Among them is John Johnson, curator of anthropology at the Santa Barbara Museum of Natural History. “Granting cultural affiliation with Pechanga would be a big mistake,” he said. “I don’t believe it would survive a legal challenge. The four words do not indicate some sort of cultural connection.”
Last week, however, the Navy announced it had determined that the Pechanga were culturally affiliated with the remains of 469 people and 436 objects that have been removed from San Nicolas Island and are now stored in museum and university collections throughout the state.
The designation, which does not specifically apply to the cave, is expected to give the tribe a greater role in determining the extent of future archaeological research on the island. The tribe says it has not yet decided what to do with the artifacts.
Among the losers in the dig shutdown is Holm himself, who says he invested $100,000 in a film project that may never be completed.
Holm, 53, said he didn’t know that bringing Pechanga tribal members to San Nicolas would stir up a “wasps’ nest.” But he says he believes the Navy made the right decision.
As for his role in the end of Schwartz’s 25-year career as a Navy archaeologist, Holm said: “He should be happy because he got to discover the cave. At some point in every man’s life, he must hand over his work to the next generation.”
“That’s ridiculous,” Schwartz said, shaking his head in disappointment. “If the Navy hadn’t stopped us, I’d still be out there continuing the research.”
For now, at least, the mystery of the Lone Woman of San Nicolas Island will remain unsolved.

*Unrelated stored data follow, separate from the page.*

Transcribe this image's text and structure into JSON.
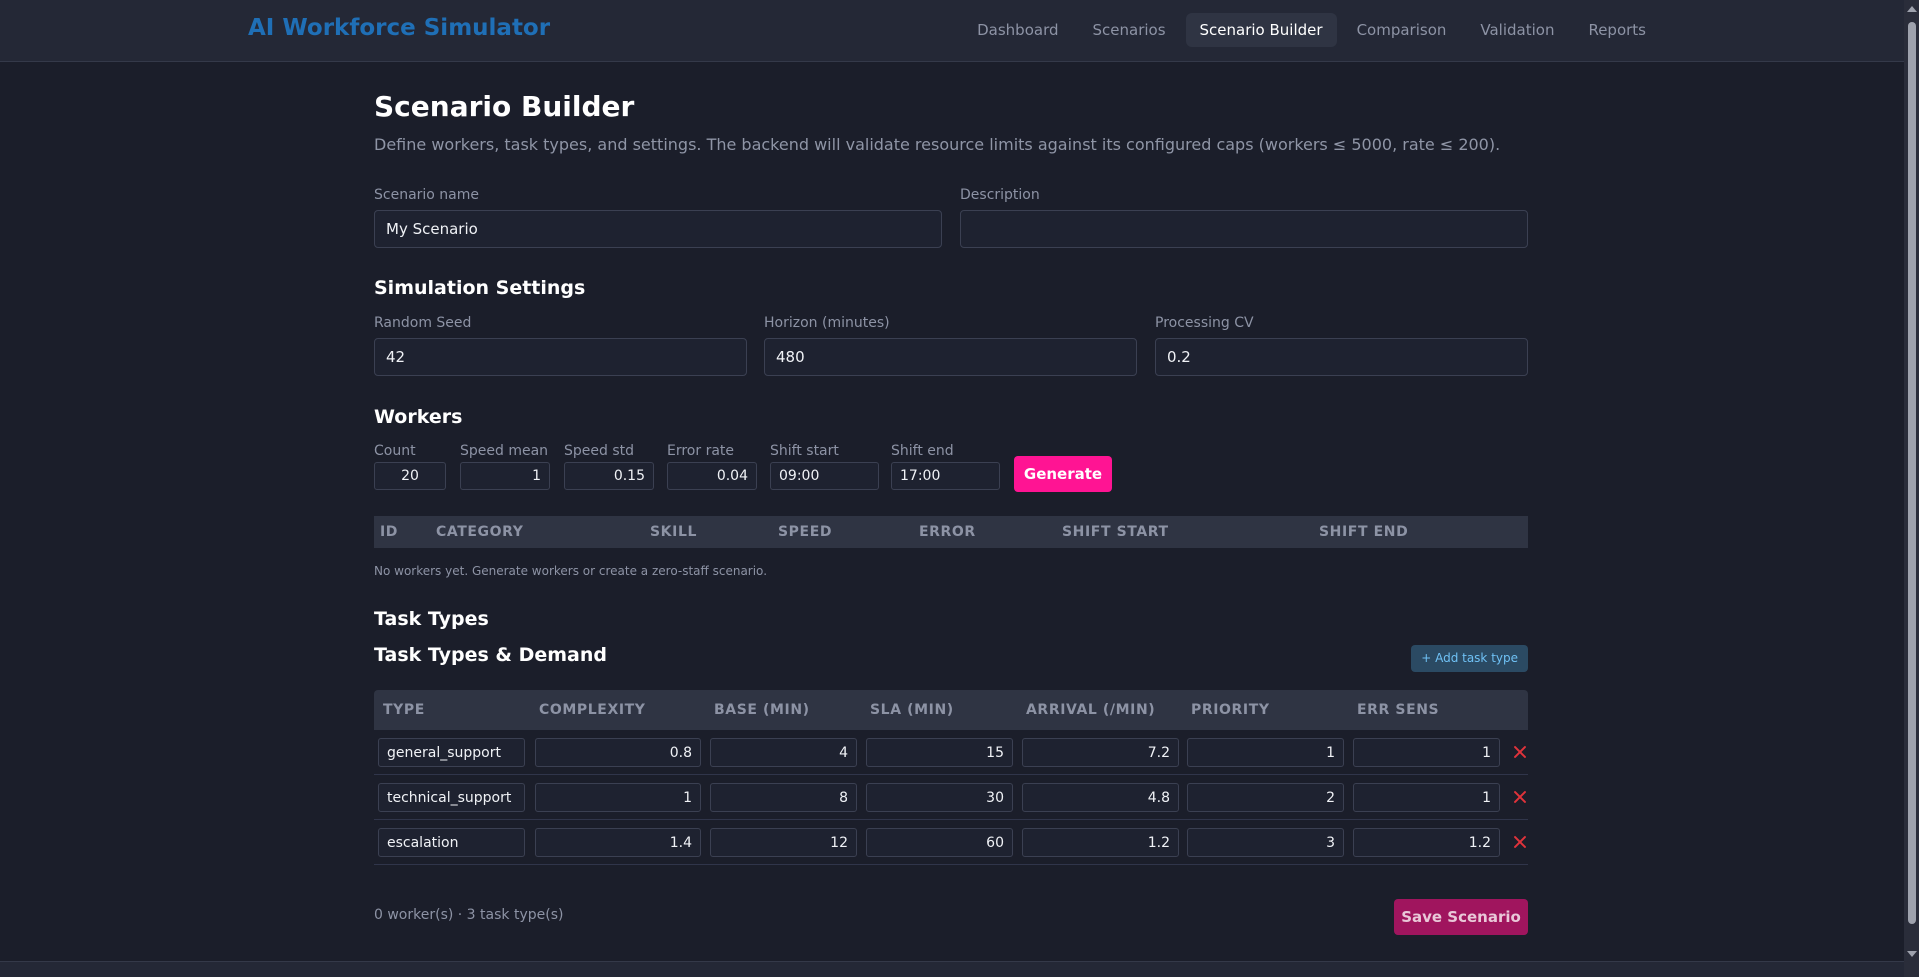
{
  "app": {
    "title": "AI Workforce Simulator",
    "nav": [
      "Dashboard",
      "Scenarios",
      "Scenario Builder",
      "Comparison",
      "Validation",
      "Reports"
    ],
    "active_nav": "Scenario Builder"
  },
  "page": {
    "title": "Scenario Builder",
    "description": "Define workers, task types, and settings. The backend will validate resource limits against its configured caps (workers ≤ 5000, rate ≤ 200)."
  },
  "scenario": {
    "name_label": "Scenario name",
    "name_value": "My Scenario",
    "description_label": "Description",
    "description_value": ""
  },
  "simulation": {
    "title": "Simulation Settings",
    "seed_label": "Random Seed",
    "seed_value": "42",
    "horizon_label": "Horizon (minutes)",
    "horizon_value": "480",
    "cv_label": "Processing CV",
    "cv_value": "0.2"
  },
  "workers": {
    "title": "Workers",
    "count_label": "Count",
    "count_value": "20",
    "speed_mean_label": "Speed mean",
    "speed_mean_value": "1",
    "speed_std_label": "Speed std",
    "speed_std_value": "0.15",
    "error_rate_label": "Error rate",
    "error_rate_value": "0.04",
    "shift_start_label": "Shift start",
    "shift_start_value": "09:00",
    "shift_end_label": "Shift end",
    "shift_end_value": "17:00",
    "generate_label": "Generate",
    "columns": [
      "ID",
      "CATEGORY",
      "SKILL",
      "SPEED",
      "ERROR",
      "SHIFT START",
      "SHIFT END"
    ],
    "empty_note": "No workers yet. Generate workers or create a zero-staff scenario."
  },
  "tasks": {
    "section_title": "Task Types",
    "subtitle": "Task Types & Demand",
    "add_label": "+ Add task type",
    "columns": [
      "TYPE",
      "COMPLEXITY",
      "BASE (MIN)",
      "SLA (MIN)",
      "ARRIVAL (/MIN)",
      "PRIORITY",
      "ERR SENS"
    ],
    "rows": [
      {
        "type": "general_support",
        "complexity": "0.8",
        "base": "4",
        "sla": "15",
        "arrival": "7.2",
        "priority": "1",
        "err_sens": "1"
      },
      {
        "type": "technical_support",
        "complexity": "1",
        "base": "8",
        "sla": "30",
        "arrival": "4.8",
        "priority": "2",
        "err_sens": "1"
      },
      {
        "type": "escalation",
        "complexity": "1.4",
        "base": "12",
        "sla": "60",
        "arrival": "1.2",
        "priority": "3",
        "err_sens": "1.2"
      }
    ]
  },
  "footer": {
    "summary": "0 worker(s) · 3 task type(s)",
    "save_label": "Save Scenario"
  }
}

In the years after she was left behind, fishermen occasionally reported seeing a figure running along the deserted island’s wind-raked beaches.
In 1853, the woman — strong, of medium height and about 50 years old — was skinning a seal and living in a nearby cave when she was found by Santa Barbara fur traders.
She sailed to Santa Barbara on their vessel. She died seven weeks later of dysentery. On her deathbed, she was baptized and named Juana Maria.
She is buried at the Santa Barbara Mission. One hundred and sixty-two years after her death, she remains as alone and mysterious as ever.